Azim Abidesi Helen Keller
Bu hafta sizlere kendisi de görme engelli bir eğitimcimiz olan, Halil Köseler hocamdan da alıntılar yaparak, azmin zafer abidesi olmuş, bir engelliden bahsetmek istiyorum.
Helen Keller.
Aslında bu konu çokça bahsettiğim, hayattan çok fazla şikayetçi ve beklentili olan engelli dostlara, sitemli bir şekilde anlatmaya çalıştığım, eskiden engelli olmak çok daha zordu. Sizler yani 2000’li yılların engellileri çok daha şanslısınız görüşümü de destekler mahiyette.
Kör, sağır ve dilsiz olan Helen Keller’in yaşamı bir kahramanlık efsanesi kadar ilginçtir.
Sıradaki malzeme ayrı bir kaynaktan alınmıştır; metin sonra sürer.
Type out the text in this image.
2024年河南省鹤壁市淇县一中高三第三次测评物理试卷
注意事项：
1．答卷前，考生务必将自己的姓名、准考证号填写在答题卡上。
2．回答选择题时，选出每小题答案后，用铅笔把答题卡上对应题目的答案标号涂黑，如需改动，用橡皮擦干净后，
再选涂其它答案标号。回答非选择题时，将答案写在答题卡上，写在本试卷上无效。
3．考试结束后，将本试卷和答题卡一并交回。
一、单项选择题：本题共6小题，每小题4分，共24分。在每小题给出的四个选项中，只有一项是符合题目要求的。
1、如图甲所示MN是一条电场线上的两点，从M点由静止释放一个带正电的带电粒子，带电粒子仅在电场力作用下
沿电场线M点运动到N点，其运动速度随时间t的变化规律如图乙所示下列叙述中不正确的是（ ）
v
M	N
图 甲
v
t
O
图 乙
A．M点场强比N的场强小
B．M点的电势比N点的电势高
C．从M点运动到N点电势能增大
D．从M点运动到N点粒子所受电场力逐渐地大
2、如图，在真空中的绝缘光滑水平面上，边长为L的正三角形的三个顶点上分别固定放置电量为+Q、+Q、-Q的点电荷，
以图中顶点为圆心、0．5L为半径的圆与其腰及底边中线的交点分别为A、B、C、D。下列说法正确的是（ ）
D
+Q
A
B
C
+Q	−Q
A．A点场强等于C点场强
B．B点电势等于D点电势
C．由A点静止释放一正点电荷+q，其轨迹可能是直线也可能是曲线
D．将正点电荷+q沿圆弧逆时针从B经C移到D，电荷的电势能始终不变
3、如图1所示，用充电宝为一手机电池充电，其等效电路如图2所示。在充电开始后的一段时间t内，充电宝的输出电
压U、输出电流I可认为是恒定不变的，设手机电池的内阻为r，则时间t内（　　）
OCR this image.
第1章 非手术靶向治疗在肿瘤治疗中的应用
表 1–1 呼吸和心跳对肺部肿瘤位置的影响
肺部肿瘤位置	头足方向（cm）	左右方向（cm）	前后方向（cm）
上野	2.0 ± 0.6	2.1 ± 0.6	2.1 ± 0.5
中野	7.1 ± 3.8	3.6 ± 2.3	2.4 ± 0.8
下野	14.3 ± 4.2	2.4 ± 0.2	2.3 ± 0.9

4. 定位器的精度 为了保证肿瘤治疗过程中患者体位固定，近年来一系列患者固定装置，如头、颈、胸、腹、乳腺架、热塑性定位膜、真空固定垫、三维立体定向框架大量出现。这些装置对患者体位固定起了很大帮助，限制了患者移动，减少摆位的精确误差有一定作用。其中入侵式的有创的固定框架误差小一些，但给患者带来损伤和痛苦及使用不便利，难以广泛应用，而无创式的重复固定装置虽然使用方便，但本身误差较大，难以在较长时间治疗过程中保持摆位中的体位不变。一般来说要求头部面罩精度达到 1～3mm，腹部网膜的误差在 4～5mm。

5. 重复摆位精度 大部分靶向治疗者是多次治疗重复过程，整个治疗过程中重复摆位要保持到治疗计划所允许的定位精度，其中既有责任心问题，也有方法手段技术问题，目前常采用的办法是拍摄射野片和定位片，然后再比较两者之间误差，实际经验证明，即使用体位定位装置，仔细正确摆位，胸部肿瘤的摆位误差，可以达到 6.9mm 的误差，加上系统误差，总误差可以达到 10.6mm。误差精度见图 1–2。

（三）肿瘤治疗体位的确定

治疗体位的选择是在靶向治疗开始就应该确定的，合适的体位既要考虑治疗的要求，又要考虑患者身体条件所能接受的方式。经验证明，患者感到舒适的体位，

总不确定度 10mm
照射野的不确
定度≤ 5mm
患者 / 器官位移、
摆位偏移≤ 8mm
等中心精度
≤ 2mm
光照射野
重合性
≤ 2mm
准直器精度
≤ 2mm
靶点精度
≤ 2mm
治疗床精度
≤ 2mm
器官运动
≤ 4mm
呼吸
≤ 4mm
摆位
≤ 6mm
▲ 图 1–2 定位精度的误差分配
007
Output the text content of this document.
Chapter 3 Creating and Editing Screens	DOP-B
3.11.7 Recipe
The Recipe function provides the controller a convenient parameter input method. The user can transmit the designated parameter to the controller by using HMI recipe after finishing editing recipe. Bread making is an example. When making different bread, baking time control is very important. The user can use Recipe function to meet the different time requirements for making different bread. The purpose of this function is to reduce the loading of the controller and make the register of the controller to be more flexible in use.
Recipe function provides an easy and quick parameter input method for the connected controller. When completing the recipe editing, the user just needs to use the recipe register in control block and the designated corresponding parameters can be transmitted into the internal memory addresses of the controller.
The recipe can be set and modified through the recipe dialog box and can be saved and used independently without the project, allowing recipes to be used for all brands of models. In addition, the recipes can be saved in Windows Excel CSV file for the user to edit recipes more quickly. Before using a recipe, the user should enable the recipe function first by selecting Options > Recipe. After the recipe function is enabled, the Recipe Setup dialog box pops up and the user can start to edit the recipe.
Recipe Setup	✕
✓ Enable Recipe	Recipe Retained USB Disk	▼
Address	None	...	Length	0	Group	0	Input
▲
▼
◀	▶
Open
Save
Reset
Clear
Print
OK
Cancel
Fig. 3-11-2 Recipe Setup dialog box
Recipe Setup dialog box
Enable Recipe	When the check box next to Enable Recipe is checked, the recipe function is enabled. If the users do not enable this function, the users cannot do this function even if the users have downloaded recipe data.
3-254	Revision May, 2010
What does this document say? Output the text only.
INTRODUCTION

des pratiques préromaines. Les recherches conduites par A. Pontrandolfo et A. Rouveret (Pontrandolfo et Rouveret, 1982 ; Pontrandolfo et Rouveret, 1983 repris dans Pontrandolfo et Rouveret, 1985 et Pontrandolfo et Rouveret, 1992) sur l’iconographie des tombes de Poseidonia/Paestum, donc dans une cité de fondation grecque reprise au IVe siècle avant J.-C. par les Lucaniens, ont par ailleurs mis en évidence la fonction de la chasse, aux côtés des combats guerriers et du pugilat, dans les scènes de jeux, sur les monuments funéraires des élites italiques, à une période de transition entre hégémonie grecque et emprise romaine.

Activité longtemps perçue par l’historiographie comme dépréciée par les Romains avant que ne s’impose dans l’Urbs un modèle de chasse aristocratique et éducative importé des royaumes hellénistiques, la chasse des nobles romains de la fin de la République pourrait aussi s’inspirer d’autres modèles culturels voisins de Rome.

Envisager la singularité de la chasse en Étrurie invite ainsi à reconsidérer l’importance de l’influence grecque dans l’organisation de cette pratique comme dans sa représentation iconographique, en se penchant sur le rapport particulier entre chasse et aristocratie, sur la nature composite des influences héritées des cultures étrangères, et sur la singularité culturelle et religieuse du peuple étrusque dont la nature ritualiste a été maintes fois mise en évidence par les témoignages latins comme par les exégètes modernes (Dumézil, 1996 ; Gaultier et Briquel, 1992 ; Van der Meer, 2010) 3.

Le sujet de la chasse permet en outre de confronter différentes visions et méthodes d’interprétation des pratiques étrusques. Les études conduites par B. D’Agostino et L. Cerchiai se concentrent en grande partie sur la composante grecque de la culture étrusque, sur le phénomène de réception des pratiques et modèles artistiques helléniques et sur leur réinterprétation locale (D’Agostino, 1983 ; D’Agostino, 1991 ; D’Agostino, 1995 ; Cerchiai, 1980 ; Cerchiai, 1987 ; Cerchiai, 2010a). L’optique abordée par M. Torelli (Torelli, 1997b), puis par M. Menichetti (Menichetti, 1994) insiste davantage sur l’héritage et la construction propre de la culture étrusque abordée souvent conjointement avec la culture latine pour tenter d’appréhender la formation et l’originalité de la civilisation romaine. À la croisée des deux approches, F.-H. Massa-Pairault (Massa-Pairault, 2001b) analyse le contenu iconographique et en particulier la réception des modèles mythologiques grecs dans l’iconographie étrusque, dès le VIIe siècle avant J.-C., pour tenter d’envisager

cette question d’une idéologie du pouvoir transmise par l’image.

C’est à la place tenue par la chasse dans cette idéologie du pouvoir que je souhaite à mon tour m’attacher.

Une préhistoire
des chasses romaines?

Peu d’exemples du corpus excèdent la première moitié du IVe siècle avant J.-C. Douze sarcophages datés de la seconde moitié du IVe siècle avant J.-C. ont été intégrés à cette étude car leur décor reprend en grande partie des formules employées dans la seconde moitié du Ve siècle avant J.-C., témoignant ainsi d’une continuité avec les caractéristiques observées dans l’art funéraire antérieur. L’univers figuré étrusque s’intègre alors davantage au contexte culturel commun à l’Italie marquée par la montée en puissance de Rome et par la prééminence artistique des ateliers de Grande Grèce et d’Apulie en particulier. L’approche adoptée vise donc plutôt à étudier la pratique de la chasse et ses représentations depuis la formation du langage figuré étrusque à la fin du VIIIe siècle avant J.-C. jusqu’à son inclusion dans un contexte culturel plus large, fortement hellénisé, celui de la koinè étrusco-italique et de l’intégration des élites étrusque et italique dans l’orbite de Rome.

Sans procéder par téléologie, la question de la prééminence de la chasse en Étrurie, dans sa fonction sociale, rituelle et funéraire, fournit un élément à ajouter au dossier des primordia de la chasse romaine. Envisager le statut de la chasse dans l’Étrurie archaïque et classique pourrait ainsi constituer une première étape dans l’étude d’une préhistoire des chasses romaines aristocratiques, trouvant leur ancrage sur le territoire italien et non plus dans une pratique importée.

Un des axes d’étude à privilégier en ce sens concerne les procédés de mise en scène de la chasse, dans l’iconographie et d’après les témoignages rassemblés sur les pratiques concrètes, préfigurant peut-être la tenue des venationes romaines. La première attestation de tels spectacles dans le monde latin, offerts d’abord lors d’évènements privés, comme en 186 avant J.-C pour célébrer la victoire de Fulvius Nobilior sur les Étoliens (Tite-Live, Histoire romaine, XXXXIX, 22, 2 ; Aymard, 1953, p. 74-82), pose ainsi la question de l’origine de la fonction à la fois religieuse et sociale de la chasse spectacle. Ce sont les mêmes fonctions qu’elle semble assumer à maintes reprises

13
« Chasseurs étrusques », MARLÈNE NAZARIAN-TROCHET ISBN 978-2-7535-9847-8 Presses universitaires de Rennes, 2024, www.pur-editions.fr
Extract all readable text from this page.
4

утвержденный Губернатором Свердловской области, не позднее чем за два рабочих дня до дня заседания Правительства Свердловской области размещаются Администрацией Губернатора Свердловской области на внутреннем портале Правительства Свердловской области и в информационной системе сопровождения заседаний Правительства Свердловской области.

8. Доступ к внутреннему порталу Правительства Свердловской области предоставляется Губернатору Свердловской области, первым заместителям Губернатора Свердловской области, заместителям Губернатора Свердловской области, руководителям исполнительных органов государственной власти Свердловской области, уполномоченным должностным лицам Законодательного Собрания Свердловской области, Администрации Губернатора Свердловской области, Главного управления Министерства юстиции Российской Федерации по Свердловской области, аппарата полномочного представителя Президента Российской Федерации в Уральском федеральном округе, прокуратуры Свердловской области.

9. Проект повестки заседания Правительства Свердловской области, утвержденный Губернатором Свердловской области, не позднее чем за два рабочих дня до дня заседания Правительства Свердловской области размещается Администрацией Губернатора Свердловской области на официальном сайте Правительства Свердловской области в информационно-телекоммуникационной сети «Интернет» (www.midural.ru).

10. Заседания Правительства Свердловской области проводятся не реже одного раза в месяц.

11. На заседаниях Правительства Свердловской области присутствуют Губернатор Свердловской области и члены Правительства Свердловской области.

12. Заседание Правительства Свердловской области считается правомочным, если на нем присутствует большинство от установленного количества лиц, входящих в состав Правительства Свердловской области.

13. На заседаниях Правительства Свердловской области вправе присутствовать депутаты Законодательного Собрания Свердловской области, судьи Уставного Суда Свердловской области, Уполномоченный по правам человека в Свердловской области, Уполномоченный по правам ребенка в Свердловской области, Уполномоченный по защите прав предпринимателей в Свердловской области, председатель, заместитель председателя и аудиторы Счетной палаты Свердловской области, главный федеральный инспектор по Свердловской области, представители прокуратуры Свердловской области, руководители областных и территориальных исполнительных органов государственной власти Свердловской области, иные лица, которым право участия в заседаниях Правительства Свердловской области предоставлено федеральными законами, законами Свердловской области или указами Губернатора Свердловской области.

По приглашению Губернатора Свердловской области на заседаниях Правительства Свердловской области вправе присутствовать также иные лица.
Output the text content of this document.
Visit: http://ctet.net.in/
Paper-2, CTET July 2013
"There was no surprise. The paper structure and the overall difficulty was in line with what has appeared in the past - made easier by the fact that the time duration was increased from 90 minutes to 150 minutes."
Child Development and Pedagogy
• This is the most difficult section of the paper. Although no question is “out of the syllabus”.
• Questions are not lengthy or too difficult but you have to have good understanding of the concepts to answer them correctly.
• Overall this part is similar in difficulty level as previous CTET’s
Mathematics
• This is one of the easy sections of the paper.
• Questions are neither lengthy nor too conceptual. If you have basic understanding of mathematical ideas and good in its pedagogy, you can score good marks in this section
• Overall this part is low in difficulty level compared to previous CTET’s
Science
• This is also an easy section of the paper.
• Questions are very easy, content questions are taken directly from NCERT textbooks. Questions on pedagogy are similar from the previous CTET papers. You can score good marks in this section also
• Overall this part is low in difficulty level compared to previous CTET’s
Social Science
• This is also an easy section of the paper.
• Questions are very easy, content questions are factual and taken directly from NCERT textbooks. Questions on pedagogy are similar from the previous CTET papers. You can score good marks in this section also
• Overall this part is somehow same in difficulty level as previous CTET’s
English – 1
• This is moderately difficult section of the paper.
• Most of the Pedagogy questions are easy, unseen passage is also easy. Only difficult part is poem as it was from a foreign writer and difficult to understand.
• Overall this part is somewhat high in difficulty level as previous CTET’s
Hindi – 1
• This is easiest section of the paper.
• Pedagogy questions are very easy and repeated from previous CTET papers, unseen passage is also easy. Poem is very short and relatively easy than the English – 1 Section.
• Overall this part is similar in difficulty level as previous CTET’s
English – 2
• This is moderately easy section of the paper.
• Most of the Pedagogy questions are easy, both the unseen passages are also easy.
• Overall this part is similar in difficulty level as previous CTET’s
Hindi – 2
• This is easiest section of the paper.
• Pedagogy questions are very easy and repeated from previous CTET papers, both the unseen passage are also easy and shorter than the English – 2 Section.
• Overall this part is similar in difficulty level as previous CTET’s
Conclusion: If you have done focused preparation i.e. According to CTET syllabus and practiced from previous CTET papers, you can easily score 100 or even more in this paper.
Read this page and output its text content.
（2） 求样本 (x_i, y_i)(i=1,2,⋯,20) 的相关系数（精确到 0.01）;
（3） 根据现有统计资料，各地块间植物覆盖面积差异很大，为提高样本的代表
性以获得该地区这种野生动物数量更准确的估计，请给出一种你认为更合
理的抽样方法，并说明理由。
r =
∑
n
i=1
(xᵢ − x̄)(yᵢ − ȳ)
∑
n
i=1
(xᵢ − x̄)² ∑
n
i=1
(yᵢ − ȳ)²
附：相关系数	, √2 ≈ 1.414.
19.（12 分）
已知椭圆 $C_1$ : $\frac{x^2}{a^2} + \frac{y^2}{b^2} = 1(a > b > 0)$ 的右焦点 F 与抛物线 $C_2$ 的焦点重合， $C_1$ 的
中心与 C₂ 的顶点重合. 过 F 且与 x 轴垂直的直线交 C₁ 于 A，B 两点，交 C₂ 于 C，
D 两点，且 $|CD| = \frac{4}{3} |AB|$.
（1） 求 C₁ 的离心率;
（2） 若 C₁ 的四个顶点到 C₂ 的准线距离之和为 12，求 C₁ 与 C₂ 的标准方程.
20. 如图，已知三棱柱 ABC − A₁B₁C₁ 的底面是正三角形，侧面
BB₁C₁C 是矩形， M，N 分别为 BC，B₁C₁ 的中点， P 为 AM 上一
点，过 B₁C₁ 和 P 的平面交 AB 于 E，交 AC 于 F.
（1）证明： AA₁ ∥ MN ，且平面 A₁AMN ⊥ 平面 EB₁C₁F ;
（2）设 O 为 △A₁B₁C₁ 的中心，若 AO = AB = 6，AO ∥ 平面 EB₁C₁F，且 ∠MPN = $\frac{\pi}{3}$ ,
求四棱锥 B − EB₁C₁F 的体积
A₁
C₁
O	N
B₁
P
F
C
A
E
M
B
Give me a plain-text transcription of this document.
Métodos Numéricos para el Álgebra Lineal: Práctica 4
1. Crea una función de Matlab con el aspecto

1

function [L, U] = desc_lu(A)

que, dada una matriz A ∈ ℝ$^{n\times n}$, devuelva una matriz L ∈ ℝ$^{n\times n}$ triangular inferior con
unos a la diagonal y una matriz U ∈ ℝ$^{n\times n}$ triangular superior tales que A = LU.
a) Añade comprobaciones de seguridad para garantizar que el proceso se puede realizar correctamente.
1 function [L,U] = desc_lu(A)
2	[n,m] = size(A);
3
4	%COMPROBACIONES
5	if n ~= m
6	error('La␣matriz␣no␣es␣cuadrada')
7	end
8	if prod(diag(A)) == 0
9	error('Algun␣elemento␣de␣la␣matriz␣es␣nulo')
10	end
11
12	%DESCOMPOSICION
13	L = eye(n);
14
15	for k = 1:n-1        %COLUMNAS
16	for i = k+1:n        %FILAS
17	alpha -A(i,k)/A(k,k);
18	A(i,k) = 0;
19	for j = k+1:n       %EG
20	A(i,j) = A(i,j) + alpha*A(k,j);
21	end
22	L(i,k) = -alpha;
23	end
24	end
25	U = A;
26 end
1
Helen Keller; Amerika Birleşik Devletleri’nde 1880 yılında dünyaya geldi. Doğduğunda sağlıklı ve sevimli bir bebekti. Hastalığından önce yürümeye ve birkaç kelime de olsa konuşmaya başlamıştı. Ancak henüz 19 aylıkken geçirdiği ve birkaç gün süren yüksek ateşli bir hastalık sonucunda görme, işitme ve konuşma yeteneklerini kaybetti. Bu hastalık, birden bire onun dış dünyayla bağlantısını kopardı. Sanki, bir daha hiç kurtulmamak üzere karanlık bir hapishane hücresine kapatılmış gibi soyutlanmasına yol açtı. Helen’in durumu ailesini oldukça derinden etkiledi ve çocuğun tedavisi için ellerinden gelen her türlü gayreti gösterdiler. Ancak, bu çabalar hiçbir fayda vermedi.
Helen Keller bundan sonraki yaşamını kör ve sağır olarak sürdürmek zorunda kaldı. Helen, zorluklar karşısında kolayca pes edecek bir kişiliğe sahip bir çocuk değildi. Diğer duyularını kullanarak çevresini keşfetmeye ve tanımaya başladı. Annesi nereye giderse onu eteğinden tutarak takip ediyor ve yaptıklarını taklit etmeye çalışıyordu. İçinde dış dünyayı tanıma konusunda karşı konulmaz bir merak oluştu. Her şeye dokunmak, her şeyi koklamak istiyordu. Karşılaştığı bütün insanların ellerini, yüzünü, elbisesini inceleyerek onları tanımaya çalıştı.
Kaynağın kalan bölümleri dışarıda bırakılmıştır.